TUCSON, Arizona (Reuters) - A victim wounded in the January 8 shooting spree in Arizona was ordered by a judge on Tuesday to keep his distance from a local Tea Party leader he was accused of threatening over the weekend.

Law enforcement personnel work on a crime scene where U.S Representative Gabrielle Giffords was shot along with others at a Safeway in Tucson, Arizona January 8, 2011. REUTERS/Eric Thayer

The protective order obtained by Tucson Tea Party founder Trent Humphries against James Eric Fuller stems from a confrontation between the two men during Saturday’s taping of a town hall edition of the ABC News program “This Week.”

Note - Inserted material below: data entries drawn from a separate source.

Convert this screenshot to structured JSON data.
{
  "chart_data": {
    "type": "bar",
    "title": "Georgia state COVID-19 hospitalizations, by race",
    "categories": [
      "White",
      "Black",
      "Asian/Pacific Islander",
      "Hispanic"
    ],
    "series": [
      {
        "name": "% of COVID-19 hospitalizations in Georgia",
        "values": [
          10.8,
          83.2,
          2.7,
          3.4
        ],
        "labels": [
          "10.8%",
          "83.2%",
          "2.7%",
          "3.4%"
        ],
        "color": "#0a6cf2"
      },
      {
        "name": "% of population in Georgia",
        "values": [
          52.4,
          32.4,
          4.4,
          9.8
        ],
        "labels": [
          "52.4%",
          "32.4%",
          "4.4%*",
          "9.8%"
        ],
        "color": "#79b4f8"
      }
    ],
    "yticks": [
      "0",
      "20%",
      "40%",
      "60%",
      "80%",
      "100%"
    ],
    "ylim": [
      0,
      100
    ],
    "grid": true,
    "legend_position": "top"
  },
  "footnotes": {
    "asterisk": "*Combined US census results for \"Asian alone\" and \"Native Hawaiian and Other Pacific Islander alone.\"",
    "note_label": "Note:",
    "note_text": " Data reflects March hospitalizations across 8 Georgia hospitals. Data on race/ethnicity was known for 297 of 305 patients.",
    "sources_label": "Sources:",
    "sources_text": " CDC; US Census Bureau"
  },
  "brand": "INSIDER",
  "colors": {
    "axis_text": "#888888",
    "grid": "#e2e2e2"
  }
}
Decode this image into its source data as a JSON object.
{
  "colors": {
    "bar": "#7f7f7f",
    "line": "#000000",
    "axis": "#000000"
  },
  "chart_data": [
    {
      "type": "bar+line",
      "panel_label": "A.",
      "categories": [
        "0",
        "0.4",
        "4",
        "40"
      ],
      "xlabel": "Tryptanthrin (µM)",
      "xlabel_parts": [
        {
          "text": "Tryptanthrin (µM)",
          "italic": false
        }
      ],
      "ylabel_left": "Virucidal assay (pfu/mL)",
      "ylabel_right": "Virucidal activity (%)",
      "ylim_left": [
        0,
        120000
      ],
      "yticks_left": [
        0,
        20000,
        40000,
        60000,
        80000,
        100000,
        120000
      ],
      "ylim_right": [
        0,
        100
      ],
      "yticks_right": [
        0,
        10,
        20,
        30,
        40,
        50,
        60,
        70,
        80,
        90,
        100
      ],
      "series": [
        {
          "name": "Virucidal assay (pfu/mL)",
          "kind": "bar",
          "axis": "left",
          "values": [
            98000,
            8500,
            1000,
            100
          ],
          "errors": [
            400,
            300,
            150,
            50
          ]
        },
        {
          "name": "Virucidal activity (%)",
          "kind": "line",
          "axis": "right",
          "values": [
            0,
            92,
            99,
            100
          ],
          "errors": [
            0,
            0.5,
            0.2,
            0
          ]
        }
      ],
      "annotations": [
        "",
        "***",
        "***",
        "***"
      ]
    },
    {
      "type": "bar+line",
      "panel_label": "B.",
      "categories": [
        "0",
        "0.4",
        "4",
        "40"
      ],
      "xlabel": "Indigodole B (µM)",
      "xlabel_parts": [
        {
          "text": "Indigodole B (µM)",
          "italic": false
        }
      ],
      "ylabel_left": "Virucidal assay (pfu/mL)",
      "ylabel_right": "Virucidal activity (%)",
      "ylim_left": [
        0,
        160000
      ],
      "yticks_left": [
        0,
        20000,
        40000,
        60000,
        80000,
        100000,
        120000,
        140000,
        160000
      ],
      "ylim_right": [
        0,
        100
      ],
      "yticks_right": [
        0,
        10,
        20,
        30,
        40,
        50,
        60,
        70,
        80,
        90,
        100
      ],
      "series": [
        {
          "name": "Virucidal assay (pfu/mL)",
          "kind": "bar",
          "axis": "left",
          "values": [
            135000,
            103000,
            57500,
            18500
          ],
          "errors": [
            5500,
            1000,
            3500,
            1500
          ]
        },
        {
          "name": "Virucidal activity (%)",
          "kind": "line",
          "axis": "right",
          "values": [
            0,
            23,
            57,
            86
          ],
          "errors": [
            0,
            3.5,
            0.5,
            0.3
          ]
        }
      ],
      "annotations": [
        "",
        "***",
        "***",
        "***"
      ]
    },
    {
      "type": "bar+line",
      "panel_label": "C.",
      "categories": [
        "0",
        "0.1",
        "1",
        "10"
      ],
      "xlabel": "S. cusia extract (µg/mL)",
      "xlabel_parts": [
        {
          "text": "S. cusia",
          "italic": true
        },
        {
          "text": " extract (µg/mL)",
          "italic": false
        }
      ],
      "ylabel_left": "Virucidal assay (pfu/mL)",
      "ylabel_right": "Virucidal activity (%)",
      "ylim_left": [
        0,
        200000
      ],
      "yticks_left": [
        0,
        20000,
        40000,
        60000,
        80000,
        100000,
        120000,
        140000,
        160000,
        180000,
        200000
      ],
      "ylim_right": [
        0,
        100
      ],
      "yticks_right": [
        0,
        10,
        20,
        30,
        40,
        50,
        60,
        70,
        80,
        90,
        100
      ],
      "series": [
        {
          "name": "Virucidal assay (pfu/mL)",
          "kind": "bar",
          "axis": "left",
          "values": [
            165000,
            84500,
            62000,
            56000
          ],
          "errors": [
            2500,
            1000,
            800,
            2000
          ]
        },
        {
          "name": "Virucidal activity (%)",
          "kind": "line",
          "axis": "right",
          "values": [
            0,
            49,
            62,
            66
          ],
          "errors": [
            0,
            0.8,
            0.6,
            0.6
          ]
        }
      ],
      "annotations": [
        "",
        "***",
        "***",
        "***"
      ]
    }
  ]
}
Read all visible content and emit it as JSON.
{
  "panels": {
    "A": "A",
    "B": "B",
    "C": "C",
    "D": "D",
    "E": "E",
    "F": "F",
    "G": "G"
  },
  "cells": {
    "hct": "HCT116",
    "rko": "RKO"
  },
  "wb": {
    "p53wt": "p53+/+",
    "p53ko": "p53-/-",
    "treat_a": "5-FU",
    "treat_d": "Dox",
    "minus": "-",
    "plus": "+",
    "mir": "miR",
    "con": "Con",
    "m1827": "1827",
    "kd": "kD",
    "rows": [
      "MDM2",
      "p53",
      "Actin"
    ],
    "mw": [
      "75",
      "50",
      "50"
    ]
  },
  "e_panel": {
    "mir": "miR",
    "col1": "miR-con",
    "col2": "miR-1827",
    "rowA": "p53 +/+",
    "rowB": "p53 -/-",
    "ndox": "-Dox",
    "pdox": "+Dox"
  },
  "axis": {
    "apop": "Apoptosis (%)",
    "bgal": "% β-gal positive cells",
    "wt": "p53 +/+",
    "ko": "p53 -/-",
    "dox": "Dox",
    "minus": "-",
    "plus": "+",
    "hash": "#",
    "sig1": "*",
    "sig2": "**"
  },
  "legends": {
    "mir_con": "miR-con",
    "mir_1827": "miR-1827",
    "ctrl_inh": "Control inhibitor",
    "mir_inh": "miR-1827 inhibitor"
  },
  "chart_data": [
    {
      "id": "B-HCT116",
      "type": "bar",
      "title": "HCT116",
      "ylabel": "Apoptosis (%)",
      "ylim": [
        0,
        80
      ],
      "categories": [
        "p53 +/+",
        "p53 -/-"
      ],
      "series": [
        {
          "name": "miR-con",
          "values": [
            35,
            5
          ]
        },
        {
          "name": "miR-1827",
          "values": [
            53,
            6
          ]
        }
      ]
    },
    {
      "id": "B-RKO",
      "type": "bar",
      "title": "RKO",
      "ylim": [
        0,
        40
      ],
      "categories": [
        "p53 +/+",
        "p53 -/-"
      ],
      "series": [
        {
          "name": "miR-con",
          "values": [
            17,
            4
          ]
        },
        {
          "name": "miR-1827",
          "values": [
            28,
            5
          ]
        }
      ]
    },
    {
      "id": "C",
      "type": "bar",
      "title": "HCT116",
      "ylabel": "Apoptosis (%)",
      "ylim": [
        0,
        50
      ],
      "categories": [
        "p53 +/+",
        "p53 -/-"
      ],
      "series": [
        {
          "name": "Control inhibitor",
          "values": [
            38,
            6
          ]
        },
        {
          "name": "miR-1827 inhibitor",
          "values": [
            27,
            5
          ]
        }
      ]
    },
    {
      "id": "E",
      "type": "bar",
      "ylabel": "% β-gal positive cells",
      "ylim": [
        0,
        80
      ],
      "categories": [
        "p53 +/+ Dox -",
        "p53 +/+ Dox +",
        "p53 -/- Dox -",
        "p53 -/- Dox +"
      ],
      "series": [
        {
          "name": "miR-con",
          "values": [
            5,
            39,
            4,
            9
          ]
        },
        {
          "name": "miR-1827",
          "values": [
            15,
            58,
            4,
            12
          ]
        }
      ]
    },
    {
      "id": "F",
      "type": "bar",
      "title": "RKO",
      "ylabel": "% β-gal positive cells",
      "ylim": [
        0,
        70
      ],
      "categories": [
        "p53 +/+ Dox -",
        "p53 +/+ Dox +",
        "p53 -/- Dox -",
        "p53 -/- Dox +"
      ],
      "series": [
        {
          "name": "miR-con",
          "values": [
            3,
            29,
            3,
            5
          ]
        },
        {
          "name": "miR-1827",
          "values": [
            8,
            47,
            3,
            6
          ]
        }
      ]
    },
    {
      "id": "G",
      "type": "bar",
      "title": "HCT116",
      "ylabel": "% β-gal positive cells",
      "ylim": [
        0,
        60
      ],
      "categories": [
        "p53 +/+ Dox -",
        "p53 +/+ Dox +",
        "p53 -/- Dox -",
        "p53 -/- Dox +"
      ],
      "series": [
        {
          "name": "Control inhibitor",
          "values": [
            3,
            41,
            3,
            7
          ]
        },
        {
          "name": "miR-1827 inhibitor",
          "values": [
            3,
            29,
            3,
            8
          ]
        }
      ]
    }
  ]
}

Fuller, 63, who survived gunshots to the knee and back from the deadly rampage 10 days ago, grew agitated at remarks made by Humphries, then stood up to snap a photo of the conservative political activist and shouted, “You’re dead,” police said.

Fuller was taken into custody by Pima County sheriff’s deputies and involuntarily committed for 72 hours of psychiatric evaluation.

The protective order issued in Pima County Superior Court forbids Fuller, a U.S. Navy veteran, from approaching Humphries’ home, church, children’s school or any other place he and family members are likely to be, Humphries said.

“I don’t know anything about this gentleman, what he’s capable of, or what he’s not capable of,” Humphries told Reuters, adding that he does not necessarily want Fuller to go to jail. “I want him to get the mental help he needs.”

Fuller was one of 19 people struck by gunshots fired into a crowd of people outside a Tucson supermarket on January 8. Six people were killed, and 13 others, including Fuller and Congresswoman Gabrielle Giffords, were wounded.

Jared Lee Loughner, 22, a college dropout described by authorities as having a history of mental disturbances, is charged as the lone gunman in the attack.

Sheriff’s department spokesman Jason Ogan said on Tuesday afternoon it was unclear when Fuller’s 72-hour holding period would officially lapse or whether he had yet been released.

Ogan said criminal charges accusing Fuller of threats, intimidation and disorderly conduct would be presented this week to the county attorney’s office, which will decide whether to prosecute the case.

Humphries said he felt ambivalent about the situation.

“Based on the lessons that we have just learned about past law enforcement contacts with Jared Loughner and how he was never ‘flagged’ because no legal complaints were ever filed, I do believe that care should be taken before dismissing all charges against Mr. Fuller,” Humphries wrote in an email on Sunday night.